Over the last 10 years, there have been several studies and experiments about the ability to accurately model and predict a borrower’s capacity and character using alternative data which are not credit history. One of such schemes includes using telephone call data to determine a borrower’s capabilities. Unfortunately, alternative data are unstructured and messy. Sometimes they are not immediately available for every scenario.

The recent rise of AI, including massive advancement by large language models (LLMs) that are built on unstructured data, has shown that significant inferences and intelligence can be gotten from unstructured data which may include video, audio, and text.

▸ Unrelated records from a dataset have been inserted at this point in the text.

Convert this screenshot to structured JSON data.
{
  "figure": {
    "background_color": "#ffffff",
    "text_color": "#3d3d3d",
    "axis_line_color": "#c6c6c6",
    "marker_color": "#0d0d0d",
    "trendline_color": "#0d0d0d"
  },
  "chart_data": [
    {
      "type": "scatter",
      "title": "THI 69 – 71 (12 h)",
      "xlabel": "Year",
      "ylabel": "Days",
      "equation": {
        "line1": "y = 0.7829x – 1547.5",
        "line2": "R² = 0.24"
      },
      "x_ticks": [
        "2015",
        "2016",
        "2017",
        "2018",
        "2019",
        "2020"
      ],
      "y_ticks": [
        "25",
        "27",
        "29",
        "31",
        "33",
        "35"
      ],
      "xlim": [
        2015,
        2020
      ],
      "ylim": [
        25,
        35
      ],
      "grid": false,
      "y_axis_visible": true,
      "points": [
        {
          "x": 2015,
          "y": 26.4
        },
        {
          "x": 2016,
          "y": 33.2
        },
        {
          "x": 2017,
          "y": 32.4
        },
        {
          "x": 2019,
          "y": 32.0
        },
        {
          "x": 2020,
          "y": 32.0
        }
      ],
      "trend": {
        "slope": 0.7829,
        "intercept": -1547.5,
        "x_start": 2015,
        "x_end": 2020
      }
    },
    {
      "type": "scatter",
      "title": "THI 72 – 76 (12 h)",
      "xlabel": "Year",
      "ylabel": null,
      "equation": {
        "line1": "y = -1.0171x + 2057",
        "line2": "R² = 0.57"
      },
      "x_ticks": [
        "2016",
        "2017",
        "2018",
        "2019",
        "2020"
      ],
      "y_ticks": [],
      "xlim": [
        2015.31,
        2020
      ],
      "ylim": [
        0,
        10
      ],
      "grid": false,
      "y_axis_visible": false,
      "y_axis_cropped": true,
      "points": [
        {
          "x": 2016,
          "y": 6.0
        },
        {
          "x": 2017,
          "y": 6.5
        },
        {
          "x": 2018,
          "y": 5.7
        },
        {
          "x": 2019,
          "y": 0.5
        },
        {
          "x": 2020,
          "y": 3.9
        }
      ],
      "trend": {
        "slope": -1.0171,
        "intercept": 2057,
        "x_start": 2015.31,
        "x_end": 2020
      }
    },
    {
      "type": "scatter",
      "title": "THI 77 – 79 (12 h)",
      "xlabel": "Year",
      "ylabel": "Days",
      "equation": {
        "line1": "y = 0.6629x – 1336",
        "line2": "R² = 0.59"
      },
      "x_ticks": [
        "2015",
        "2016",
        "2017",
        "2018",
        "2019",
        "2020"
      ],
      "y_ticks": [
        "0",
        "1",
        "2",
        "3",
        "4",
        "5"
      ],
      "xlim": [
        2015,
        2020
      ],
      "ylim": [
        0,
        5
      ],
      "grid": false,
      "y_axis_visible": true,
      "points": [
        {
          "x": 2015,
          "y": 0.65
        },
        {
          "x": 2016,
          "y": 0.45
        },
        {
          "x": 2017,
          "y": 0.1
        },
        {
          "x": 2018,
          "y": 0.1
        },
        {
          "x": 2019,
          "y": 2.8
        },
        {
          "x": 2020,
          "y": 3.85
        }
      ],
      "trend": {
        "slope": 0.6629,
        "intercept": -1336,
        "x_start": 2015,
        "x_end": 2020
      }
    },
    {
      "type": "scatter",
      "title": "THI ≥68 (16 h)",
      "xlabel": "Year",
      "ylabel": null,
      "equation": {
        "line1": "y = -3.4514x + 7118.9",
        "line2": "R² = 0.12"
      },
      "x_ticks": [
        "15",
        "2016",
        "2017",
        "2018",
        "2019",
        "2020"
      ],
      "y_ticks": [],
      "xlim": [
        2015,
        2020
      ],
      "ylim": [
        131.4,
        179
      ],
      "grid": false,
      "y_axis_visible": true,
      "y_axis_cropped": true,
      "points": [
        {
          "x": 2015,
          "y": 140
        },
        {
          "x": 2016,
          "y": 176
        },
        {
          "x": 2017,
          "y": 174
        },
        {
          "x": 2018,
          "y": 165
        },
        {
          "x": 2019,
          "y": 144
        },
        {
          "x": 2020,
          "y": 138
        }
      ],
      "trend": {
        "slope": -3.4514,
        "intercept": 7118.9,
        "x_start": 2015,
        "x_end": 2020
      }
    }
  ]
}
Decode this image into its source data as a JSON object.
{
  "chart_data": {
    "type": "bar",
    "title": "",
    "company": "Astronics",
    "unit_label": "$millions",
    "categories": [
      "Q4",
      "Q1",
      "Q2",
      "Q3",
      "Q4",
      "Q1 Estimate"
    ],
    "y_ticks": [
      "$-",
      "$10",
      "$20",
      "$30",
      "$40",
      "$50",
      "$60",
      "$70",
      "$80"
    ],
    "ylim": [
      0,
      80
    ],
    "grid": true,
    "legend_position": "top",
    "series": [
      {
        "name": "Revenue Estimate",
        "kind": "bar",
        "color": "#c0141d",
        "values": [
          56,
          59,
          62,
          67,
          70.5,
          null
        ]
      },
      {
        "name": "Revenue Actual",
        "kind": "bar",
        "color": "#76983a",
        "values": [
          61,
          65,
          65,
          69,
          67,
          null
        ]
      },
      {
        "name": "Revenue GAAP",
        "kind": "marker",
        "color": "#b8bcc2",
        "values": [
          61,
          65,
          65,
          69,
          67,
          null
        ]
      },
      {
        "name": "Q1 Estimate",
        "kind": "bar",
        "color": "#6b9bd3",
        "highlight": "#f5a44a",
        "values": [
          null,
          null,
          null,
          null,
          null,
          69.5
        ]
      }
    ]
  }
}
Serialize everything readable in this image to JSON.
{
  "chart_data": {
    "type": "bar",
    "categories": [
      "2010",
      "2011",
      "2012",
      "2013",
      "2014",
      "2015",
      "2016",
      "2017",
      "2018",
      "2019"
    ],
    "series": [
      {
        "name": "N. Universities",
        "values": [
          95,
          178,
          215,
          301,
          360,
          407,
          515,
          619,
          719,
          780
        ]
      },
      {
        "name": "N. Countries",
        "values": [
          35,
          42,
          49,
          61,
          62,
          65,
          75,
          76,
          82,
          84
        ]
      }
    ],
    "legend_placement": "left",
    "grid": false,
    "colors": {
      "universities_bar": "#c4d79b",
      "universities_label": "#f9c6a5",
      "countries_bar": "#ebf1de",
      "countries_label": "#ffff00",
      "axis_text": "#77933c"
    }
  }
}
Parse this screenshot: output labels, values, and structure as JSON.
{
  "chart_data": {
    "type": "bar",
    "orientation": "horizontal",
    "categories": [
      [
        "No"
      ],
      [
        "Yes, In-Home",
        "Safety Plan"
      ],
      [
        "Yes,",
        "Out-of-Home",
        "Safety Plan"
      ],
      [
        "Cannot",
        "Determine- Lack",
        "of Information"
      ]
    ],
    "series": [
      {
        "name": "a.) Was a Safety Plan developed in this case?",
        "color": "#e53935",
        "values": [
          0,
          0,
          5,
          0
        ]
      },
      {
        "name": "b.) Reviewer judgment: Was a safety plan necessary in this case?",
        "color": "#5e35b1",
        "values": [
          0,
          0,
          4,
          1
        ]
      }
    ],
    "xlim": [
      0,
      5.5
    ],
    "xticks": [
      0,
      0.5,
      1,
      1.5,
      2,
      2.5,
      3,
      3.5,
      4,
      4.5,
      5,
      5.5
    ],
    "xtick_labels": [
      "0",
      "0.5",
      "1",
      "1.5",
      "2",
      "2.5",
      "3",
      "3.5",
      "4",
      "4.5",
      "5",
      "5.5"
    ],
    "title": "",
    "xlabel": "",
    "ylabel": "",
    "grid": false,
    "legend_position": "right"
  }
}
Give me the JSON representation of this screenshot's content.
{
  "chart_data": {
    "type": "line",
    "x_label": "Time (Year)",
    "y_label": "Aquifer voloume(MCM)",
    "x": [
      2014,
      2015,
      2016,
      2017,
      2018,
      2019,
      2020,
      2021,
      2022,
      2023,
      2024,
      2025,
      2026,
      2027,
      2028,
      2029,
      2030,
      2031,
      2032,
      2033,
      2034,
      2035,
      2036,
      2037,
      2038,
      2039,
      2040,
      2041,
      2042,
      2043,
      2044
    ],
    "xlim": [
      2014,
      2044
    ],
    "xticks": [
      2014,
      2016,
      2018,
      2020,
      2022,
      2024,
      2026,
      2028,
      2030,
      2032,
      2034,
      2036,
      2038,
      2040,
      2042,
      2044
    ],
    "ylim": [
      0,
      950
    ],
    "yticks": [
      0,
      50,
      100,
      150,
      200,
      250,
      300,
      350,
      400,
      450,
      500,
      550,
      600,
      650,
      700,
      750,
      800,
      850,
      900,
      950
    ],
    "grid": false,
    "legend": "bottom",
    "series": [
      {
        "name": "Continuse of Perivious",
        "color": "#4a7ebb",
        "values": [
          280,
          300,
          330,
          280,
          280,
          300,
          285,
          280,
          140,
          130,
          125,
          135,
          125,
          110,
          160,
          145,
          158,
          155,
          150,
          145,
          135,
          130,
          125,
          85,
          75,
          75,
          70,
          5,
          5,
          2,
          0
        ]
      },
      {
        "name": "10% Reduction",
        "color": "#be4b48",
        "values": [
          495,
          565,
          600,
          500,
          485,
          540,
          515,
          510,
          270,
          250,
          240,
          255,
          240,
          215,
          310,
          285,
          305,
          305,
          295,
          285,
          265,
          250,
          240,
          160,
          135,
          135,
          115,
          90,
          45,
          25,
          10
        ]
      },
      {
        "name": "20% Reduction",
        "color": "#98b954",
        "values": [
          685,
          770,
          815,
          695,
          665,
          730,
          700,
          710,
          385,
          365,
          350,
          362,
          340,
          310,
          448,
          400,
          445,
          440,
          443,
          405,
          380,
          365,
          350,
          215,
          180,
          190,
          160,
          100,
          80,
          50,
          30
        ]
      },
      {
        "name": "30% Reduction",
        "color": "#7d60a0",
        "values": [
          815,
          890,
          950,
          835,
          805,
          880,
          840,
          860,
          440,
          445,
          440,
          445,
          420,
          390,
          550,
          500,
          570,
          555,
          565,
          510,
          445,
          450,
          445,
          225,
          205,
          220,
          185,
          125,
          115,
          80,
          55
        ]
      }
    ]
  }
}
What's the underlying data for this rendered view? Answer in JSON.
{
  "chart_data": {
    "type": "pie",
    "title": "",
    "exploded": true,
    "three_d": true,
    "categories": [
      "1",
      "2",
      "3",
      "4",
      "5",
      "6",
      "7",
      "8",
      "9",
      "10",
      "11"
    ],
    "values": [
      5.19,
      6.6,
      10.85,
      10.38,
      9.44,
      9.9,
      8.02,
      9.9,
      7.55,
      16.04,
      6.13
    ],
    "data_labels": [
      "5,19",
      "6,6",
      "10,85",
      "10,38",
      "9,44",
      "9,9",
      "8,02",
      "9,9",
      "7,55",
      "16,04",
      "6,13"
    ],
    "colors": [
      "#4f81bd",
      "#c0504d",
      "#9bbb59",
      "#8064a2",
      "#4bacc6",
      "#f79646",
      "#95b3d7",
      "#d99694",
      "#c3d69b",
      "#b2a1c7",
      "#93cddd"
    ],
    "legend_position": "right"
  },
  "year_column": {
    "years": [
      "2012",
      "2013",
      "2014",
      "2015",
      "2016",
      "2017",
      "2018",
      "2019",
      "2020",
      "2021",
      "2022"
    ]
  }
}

An AI-powered credit scoring system could, if it works properly, open massive opportunities for minorities and the poor to have access to credit to build a better life. But even more importantly, it represents a significant growth potential for forward-looking lenders seeking growth and expansion.

Companies like Lendsqr, working with the Federal Government of Nigeria, for example, are building AI models that could use alternative sources of data, including video and audio, to help the poor and vulnerable have access to credit. What we have learned is that:

AI has significant risks

Despite the progress made, many of the AI systems are black boxes which some of the smart engineers and scientists cannot decipher how these results are generated. Many have shown very strong negative biases built in them which can be quite damaging at scale. The issues of privacy cannot be underemphasized because AI may want to see how you speak, check your emails, and look through things that the traditional underwriters will not allow.

AI may also not be a cure-all.

If not implemented properly, we might just end up with a significantly impaired underwriting process, which in turn would lead to catastrophic results. It’s also possible that people could change their behavior just to meet the kind of requirements of the AI system, thereby exploiting its training bias, something that might be difficult to do for other traditional scoring methodologies. We have heard different stories of how AI models are being jailbroken to do terrible things not initially planned by their creators.

However, the risks of not having alternative methods, such as AI-powered models using non-traditional data sources for loan scoring, are real and damaging. It would be beneficial to create these models and start experimenting in smaller scopes before ramping them up to breaking the generational barriers to credit.

We must pilot these AI-driven credit scoring systems in controlled environments, work with regulators to establish clear guidelines and standards, and commit to ethical AI development. Transparency and consumer education are key, as is encouraging collaboration between financial institutions, technology companies, and community organizations.

AI has the potential to revolutionize access to credit and create a more inclusive financial system. The benefits could be enormous, but only if we proceed with caution and responsibility. The stakes are high, but the potential rewards are higher.

James, and many like him, deserve nothing less.